The center of the North Pacific Gyre is relatively stationary region of the Pacific Ocean (the area it occupies is often referred to as the horse latitudes) and the circular rotation around it draws waste material in. This has led to the accumulation of flotsam and other debris in huge floating 'clouds' of waste which have taken on informal names, the Great Pacific Garbage Patch, the Plastic soup, the Eastern Garbage Patch or the Pacific Trash Vortex. While historically this debris has biodegraded, the gyre is now accumulating vast quantities of plastic and marine debris. Rather than biodegrading, plastic photodegrades, disintegrating in the ocean into smaller and smaller pieces. These pieces, still polymers, eventually become individual molecules, which are still not easily digested.[1] Some plastics photodegrade into other pollutants. The floating particles also resemble zooplankton, which can lead to them being consumed by jellyfish, thus entering the ocean food chain. In samples taken from the gyre in 2001, the mass of plastic exceeded that of zooplankton (the dominant animal life in the area) by a factor of six. Many of these long-lasting pieces end up in the stomachs of marine birds and animals.[2]

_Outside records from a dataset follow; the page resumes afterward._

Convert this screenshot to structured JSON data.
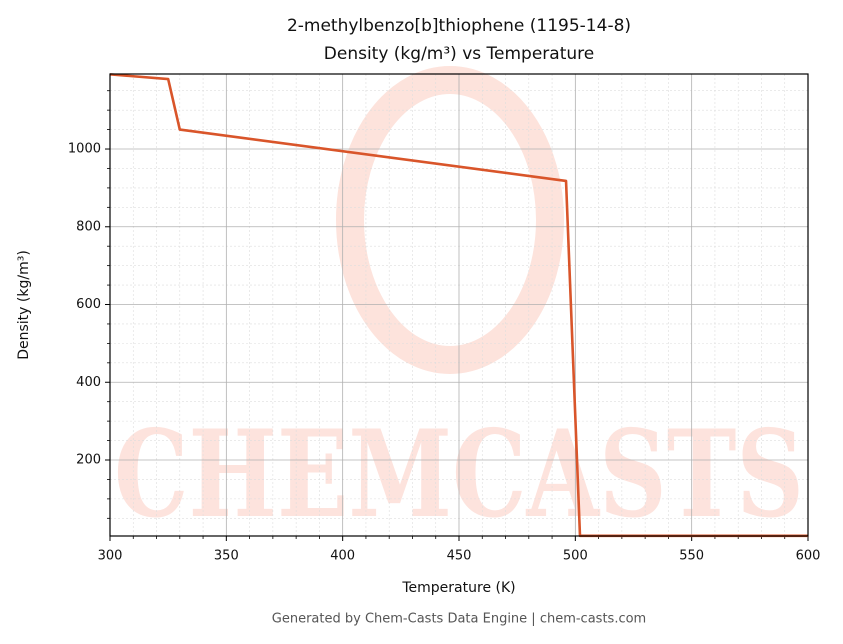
{
  "chart_data": {
    "type": "line",
    "title": "2-methylbenzo[b]thiophene (1195-14-8)",
    "subtitle": "Density (kg/m³) vs Temperature",
    "x_label": "Temperature (K)",
    "y_label": "Density (kg/m³)",
    "watermark": "CHEMCASTS",
    "footer": "Generated by Chem-Casts Data Engine | chem-casts.com",
    "x": [
      300,
      325,
      330,
      496,
      502,
      600
    ],
    "series": [
      {
        "name": "Density",
        "color": "#d9552a",
        "values": [
          1192,
          1180,
          1050,
          918,
          5,
          5
        ]
      }
    ],
    "xlim": [
      300,
      600
    ],
    "ylim": [
      4.5,
      1193
    ],
    "xticks": [
      300,
      350,
      400,
      450,
      500,
      550,
      600
    ],
    "yticks": [
      200,
      400,
      600,
      800,
      1000
    ],
    "xminorticks": [
      310,
      320,
      330,
      340,
      360,
      370,
      380,
      390,
      410,
      420,
      430,
      440,
      460,
      470,
      480,
      490,
      510,
      520,
      530,
      540,
      560,
      570,
      580,
      590
    ],
    "yminorticks": [
      50,
      100,
      150,
      250,
      300,
      350,
      450,
      500,
      550,
      650,
      700,
      750,
      850,
      900,
      950,
      1050,
      1100,
      1150
    ],
    "grid": true
  }
}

For several years ocean researcher Charles Moore has been investigating a concentration of floating plastic debris in the North Pacific Gyre. He has reported concentrations of plastics on the order of 3,340,000 pieces/km² with a mean mass of 5.1kg/km² collected using a manta trawl with a rectangular opening of 0.9x0.15m² at the surface. Trawls at depths of 10m found less than half, consisting primarily of monofilament line fouled with diatoms and other plankton.[3]

The size estimate of the patch varies depending on the source, with some claiming that it's twice as large as the continental United States.[4] Researcher Dr Marcus Eriksen believes the Great Pacific Garbage Patch is in fact two massive areas of swirling rubbish that are linked. Eriksen says the gyre stretches from about 500 nautical miles off the coast of California, across the Northern Pacific to near the coast of Japan[5].

Occasionally, shifts in the ocean currents release flotsam lost from cargo ships into the currents around the North Pacific Gyre, leading to predictable patterns of garbage washing up on the shores around the outskirts of the gyre. The most famous was the loss of approximately 80,000 Nike sneakers and boots from the ship Hansa Carrier in 1990: the currents of the gyre distributed the shoes around the shores of British Columbia, Washington, Oregon, and Hawaii over the following three years. Similar cargo spills have involved 29,000-30,000 plastic yellow ducks, blue turtles and green frogs bathtub toys in 1992 and hockey equipment in 1994. These events have become a major source of data on global-scale ocean currents. Various institutions have asked the public to report the landfall locations of the objects (trainers, rubber ducks, etc.) that wash up as a method of tracking surface waters' response to the deeper ocean currents.[6] [7]

The gyre is discussed in Alan Weisman's The World Without Us as an example of the near-indestructibility of discarded plastic.